The common gray fox, Urocyon cinereoargenteus, is native to woodland and shrubland habitats of central and southern Utah. The range of the species also includes much of the rest of the United States and Mexico. Although the gray fox is similar to other fox species, it can be distinguished by the combination of a median black stripe down the length of the tail and a black tip on the tail.

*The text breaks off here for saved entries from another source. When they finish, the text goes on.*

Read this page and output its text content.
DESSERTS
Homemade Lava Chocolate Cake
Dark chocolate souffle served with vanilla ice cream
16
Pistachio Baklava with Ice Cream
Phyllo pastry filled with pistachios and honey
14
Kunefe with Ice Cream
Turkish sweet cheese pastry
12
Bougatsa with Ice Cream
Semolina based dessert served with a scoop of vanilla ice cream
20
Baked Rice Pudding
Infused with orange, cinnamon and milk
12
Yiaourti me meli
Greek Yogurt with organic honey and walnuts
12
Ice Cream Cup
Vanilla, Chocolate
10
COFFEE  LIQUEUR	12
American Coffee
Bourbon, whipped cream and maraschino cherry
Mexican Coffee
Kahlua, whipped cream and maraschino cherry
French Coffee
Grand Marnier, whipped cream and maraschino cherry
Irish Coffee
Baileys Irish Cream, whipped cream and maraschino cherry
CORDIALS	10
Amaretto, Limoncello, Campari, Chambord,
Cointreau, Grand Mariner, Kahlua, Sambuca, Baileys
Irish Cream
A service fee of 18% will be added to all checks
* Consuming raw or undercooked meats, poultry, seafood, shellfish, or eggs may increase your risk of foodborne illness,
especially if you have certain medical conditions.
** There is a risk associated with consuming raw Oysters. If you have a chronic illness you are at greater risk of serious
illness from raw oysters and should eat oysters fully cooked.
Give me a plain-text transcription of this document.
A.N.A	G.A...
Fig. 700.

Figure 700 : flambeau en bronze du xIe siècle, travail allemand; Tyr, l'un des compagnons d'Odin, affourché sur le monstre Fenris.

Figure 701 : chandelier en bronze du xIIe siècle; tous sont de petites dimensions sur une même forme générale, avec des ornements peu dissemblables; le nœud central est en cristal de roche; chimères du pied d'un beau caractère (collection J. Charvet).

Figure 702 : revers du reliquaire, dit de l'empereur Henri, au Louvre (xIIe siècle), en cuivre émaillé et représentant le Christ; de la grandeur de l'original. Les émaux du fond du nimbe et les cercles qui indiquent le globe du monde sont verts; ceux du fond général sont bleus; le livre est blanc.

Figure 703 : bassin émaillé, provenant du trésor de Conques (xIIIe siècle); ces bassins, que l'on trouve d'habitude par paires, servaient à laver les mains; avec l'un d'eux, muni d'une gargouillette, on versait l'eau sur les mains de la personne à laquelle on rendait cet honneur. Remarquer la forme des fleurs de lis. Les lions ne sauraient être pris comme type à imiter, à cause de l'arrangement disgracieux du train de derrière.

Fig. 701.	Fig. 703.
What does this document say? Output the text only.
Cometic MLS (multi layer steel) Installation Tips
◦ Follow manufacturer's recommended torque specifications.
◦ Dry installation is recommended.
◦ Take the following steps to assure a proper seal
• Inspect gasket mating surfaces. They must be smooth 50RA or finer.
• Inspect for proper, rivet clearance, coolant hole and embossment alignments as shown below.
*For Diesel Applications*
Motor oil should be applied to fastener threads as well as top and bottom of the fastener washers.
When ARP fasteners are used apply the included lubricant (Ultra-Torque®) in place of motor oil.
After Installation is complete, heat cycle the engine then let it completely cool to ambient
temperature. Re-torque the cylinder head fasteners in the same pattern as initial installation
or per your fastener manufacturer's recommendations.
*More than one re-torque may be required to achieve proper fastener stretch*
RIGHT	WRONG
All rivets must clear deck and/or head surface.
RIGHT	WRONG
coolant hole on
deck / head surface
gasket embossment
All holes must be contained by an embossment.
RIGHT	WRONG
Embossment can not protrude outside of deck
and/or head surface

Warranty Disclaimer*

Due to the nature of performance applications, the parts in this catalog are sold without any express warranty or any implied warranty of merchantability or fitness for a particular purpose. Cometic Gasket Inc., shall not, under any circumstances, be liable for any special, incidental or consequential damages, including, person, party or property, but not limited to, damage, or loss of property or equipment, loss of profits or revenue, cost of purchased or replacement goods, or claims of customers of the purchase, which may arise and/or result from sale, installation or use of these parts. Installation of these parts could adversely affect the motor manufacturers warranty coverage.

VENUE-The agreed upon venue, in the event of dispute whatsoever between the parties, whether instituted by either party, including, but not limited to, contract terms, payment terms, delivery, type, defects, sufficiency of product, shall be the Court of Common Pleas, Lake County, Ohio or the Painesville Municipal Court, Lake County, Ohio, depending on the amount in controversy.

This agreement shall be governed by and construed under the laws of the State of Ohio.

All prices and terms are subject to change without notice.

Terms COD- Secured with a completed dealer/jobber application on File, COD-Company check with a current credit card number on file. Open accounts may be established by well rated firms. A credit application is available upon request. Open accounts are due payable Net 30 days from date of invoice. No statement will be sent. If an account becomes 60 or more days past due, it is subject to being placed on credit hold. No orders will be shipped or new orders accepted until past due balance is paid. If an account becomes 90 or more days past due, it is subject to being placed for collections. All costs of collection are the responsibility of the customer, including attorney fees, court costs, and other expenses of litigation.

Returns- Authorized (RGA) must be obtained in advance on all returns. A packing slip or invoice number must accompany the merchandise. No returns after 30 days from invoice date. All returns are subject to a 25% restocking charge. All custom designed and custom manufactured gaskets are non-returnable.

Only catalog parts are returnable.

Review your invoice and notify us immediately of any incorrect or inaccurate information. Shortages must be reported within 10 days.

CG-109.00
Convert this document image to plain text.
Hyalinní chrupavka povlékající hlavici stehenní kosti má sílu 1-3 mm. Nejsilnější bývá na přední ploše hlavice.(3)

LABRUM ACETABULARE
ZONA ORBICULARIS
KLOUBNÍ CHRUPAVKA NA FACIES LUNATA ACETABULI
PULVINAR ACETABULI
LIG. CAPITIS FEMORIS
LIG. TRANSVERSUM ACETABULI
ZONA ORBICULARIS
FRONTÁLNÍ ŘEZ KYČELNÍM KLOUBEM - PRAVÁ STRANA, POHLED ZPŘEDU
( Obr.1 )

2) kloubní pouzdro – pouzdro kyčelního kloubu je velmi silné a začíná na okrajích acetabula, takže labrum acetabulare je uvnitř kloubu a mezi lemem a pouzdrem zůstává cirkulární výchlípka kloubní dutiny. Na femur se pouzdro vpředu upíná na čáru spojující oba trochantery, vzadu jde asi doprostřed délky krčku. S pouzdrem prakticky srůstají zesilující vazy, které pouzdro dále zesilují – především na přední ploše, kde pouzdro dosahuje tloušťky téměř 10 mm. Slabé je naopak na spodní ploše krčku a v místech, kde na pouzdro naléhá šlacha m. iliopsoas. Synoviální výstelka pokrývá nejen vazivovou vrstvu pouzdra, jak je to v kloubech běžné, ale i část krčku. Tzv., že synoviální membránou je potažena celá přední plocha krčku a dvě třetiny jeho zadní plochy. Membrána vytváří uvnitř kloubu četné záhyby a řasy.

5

The gray fox is an opportunistic omnivore, eating small mammals, insects, birds, fruits, and eggs. The species mates in late winter, with females producing a litter of three to five young about two months later, in April or May. Gray foxes are primarily nocturnal, but they can be active at all times of the day. Gray fox dens usually occur in small caves, hollows in logs or trees, beneath boulders, or in abandoned burrows of other animals. Interestingly, gray foxes often climb trees to avoid danger.1
Tracks are 1–1½ inches. Scat is small, rope-like and may contain hair or plant materials.
Do not try to feed, approach or chase foxes.
The best way to avoid conflicts with gray fox is to prevent issues from developing in the first place. Here are a few tips:
- Secure trash in a locked receptacle and put it out the morning of pick up.
- Remove attractants from your property, including pet food, water sources, bird feeders and fallen fruit.
- Trim vegetation around your yard to reduce hiding places.
- As a deterrent, install outdoor and motion sensitive lighting around your property. Lights also make approaching foxes visible.
- If a fox is on your property make it feel unwelcome: yell, bang pots and pans, spray it with a hose or turn on sprinklers.
- Supervise pets when they are outside, especially at dawn and dusk.
- Never leave pets outside after dark.
- Keep dogs leashed, especially when on trails and in open areas.
- Never let your dog chase or “play” with foxes.
- Cats should be kept indoors.
- Use electric fencing to help keep fox away from pets and livestock.
If you have an encounter with an aggressive fox, please contact the Utah Division of Wildlife Resources office near you. If the encounter occurs after hours or on a weekend, contact your local police department, who can send a conservation officer to handle the situation.